Les méthodes de développement actuel ont tendance à fonctionner de manière complémentaire bien plus que par exclusion. Parmi celles-ci, nous allons nous intéresser à la méthode RUP, qui peut tout aussi bien être utilisée seule, qu’avec une autre méthode, Agile ou Scrum.

 

Qu’est-ce que la Méthode RUP ?

La méthode de Processus Unifié (UP) s’intéresse au cycle de vie d’un logiciel et le gère. En ce qui concerne les logiciels orientés objet, elle se concentrera sur son développement. La méthode RUP (Rational Unified Process), quant à elle, est une des émanations de la méthode PU, qui s’attache à donner un cadre précis au développement du logiciel. C’est une méthode générique, itérative et incrémentale assez lourde mais qui s’adapte très facilement aux processus et aux besoins du développement.

 

Pourquoi la méthode RUP ?

Cette méthode permet de répondre aux besoins des utilisateurs rapidement, dans les délais impartis, tout en respectant les budgets. En effet, elle canalise et modélise toutes les étapes du développement d’un logiciel. Elle en ordonne aussi très clairement les différents jalons.

 

La méthode RUP : incrémentale et itérative

Le développement d’un logiciel se fait bien souvent de manière itérative jusqu’à conduire à des livrables incrémentaux du système. Cette méthode va alors servir à canaliser et à organiser la modélisation de la partie développement. Il est très important que la méthode soit bien appréhendée par le chef de projet. En effet, au-delà de l’aspect théorique, c’est la mise en oeuvre de la méthode RUP qui est intéressante pour la qualité du travail.

Les plus de la méthode RUP, ce sont ses revues fréquentes avec toutes les parties prenantes : le produit est ainsi construit en sécurité. Chaque itération est considérée comme un livrable et l’on peut revenir sur les phases précédentes et réadapter le logiciel. Le retour utilisateur prend une grande place dans la construction.

 

Des cycles d’évolution en 4 phases

En effet, cette méthode propose de se concentrer sur quatre phases d’évolution. Ils sont découpés en cycles.

  • La création – évaluation des risques, architecture, planification,
  • L’élaboration – spécification du besoin, validation, environnement projet,
  • La construction – production du logiciel et de la documentation support, tests,
  • La transition – test système et utilisateur, correction, déploiement.

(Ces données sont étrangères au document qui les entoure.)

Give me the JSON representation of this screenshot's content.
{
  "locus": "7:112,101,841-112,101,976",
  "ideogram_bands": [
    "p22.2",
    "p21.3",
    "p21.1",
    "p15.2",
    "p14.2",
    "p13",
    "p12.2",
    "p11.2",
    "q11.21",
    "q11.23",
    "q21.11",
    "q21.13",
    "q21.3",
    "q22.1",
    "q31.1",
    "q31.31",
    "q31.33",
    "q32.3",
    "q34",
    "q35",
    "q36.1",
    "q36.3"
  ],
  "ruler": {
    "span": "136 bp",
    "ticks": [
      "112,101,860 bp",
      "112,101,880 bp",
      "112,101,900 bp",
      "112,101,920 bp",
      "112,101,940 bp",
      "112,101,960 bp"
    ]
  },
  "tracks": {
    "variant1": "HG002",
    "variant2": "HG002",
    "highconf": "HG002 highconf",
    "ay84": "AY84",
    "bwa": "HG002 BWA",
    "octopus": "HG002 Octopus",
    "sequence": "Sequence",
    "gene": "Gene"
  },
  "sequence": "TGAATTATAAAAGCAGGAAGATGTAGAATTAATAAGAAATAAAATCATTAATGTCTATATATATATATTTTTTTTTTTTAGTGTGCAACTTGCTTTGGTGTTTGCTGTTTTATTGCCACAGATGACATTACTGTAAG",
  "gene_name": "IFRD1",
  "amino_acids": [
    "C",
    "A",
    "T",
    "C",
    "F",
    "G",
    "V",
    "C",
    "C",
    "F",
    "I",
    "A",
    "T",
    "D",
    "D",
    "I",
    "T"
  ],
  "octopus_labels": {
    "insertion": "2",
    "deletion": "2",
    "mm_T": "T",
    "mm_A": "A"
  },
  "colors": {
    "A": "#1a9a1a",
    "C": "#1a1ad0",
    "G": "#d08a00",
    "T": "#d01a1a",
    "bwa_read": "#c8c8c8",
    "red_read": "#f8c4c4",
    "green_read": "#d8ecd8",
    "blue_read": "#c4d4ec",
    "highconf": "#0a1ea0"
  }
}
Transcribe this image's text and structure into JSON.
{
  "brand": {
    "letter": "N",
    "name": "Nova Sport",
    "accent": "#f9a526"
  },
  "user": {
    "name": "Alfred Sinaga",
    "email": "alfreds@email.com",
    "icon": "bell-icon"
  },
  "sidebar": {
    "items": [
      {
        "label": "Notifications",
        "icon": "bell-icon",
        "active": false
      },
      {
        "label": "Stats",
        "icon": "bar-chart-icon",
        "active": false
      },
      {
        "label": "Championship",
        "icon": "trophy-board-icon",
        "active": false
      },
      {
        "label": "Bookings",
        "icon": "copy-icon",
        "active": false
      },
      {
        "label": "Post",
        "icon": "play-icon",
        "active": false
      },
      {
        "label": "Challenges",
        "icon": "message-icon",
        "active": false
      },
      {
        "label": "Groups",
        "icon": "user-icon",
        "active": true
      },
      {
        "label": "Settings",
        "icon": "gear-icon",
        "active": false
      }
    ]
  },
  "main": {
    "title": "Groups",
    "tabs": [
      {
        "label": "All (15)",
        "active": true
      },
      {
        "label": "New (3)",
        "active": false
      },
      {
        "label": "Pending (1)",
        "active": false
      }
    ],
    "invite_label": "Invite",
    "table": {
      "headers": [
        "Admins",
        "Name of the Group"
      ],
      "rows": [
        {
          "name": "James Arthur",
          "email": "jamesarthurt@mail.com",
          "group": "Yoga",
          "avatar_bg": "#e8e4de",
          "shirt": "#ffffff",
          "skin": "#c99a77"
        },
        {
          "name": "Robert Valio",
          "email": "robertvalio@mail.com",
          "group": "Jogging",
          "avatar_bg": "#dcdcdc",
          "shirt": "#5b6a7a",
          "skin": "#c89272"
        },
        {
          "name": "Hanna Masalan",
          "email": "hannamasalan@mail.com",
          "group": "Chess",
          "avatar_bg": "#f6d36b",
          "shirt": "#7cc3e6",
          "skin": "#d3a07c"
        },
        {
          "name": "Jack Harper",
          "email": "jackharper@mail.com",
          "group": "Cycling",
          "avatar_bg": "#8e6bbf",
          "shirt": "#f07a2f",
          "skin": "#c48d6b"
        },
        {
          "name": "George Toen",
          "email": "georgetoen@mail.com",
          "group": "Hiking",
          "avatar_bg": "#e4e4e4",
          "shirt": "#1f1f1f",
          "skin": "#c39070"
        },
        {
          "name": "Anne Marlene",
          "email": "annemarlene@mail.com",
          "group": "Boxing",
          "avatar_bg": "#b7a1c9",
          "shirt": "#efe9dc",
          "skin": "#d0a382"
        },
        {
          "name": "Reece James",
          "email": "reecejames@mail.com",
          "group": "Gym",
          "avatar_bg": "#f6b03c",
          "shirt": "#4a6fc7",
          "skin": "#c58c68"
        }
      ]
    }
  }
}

À l’intérieur de ces phases, sont dispatchées toutes les activités du projet, en détail. Ainsi, la méthode RUP propose d’élaborer un tableau itératif regroupant tous les points mentionnés ci-dessus.

 

Les avantages de la méthode RUP

Tout d’abord, la structure que nous venons de voir, permet de s’assurer de toujours répondre aux besoins des clients en temps et en heure. Ainsi les livrables sont gérés et contrôlés, tout au long du développement. De plus, la méthode RUP, permet d’utiliser une architecture qui est basée sur les composants. Ce qui est vraiment un plus, au niveau du fonctionnement, pour ce type de travail en projet.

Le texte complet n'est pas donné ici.